The dev market? Anthropic's services are arguably more popular among a certain developer demographic.

I guess this move might end up in a situation where the uv team comes up with some new agent-first tooling, which works best or only with OAI services.


One of the popular products on the planet acquires the most popular python packaging org


I didn't know Claude bought Astral! /S


Why can't they just vibe code a uv replacement?


They can, everyone can.

Good luck vibe coding marketshare for your new tool.


OpenAI could vibe-code marketshare by introducing bias into ChatGPT's responses and recommendations. "– how to do x in Python? – Start by installing OpenAI-UV first..."


This.
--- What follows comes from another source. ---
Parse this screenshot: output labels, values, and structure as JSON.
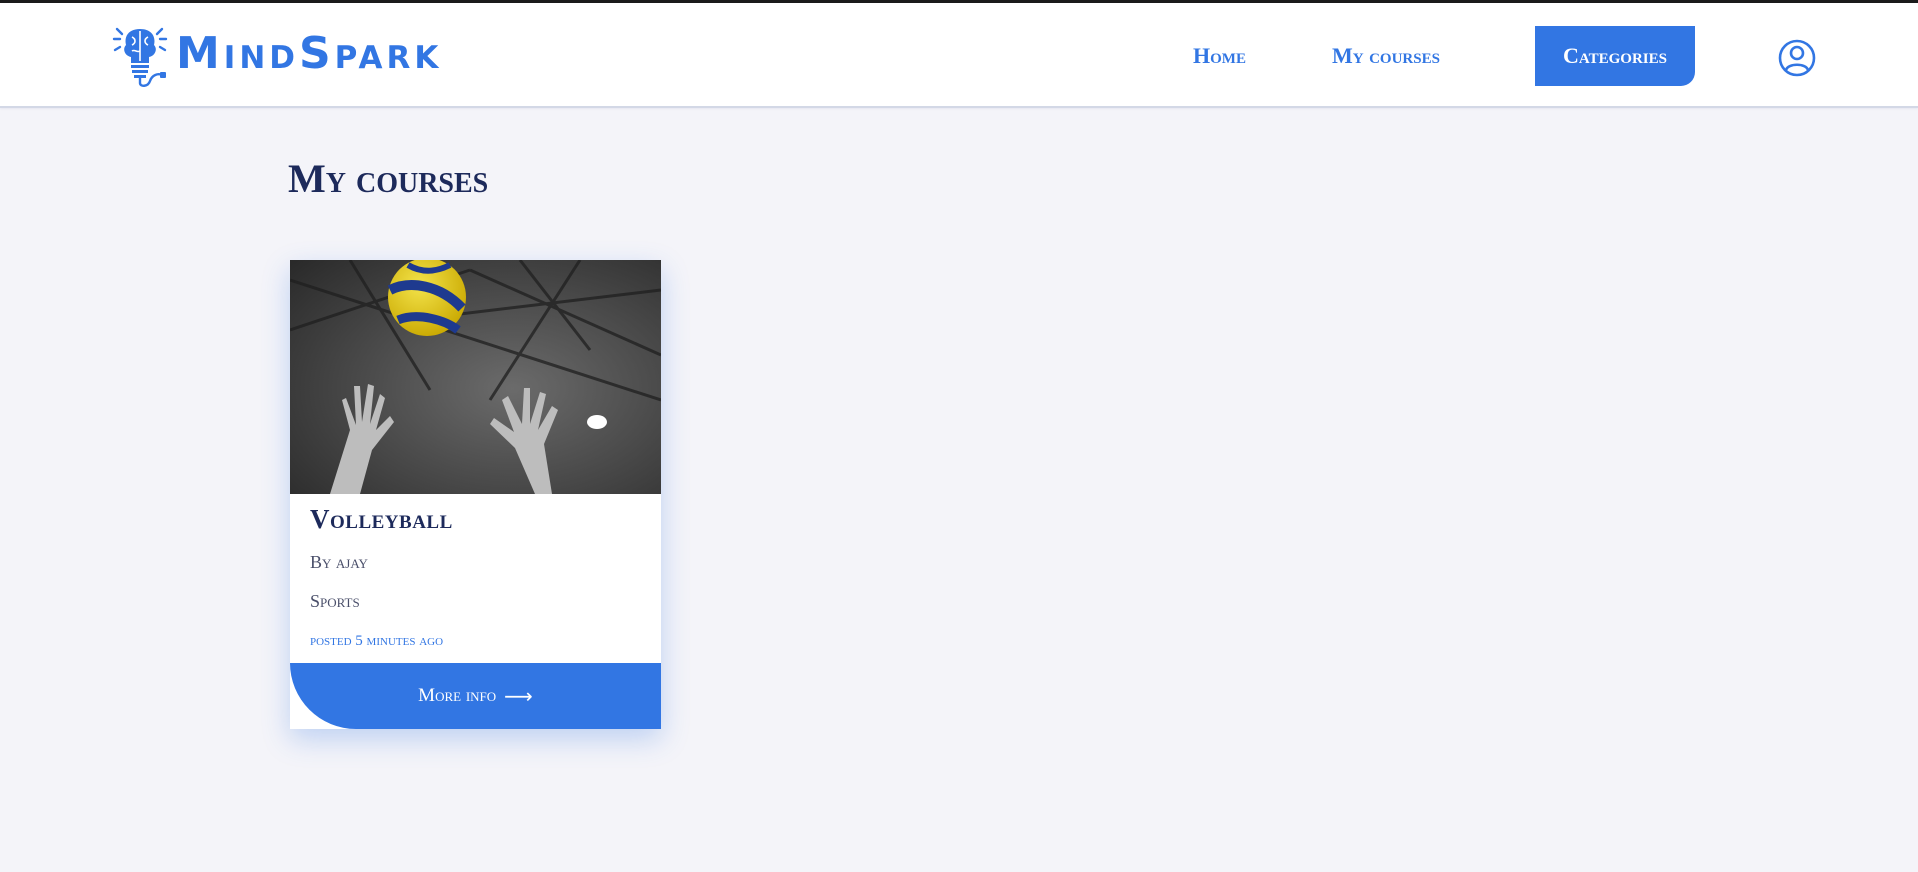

It's valuable b/c if you have many thousands of python devs using astral tooling all day, and it tightly integrates with subscription based openai products...likelihood of openai product usage increases. Same idea with the anthropic bun deal. Remains to be seen what those integrations are and if it translates to more subs, but that's the current thesis. Buy user base -> cram our ai tool into the workflow of that user base.


Why would that marketshare be valuable?


But new tools (like uv) start with no market share.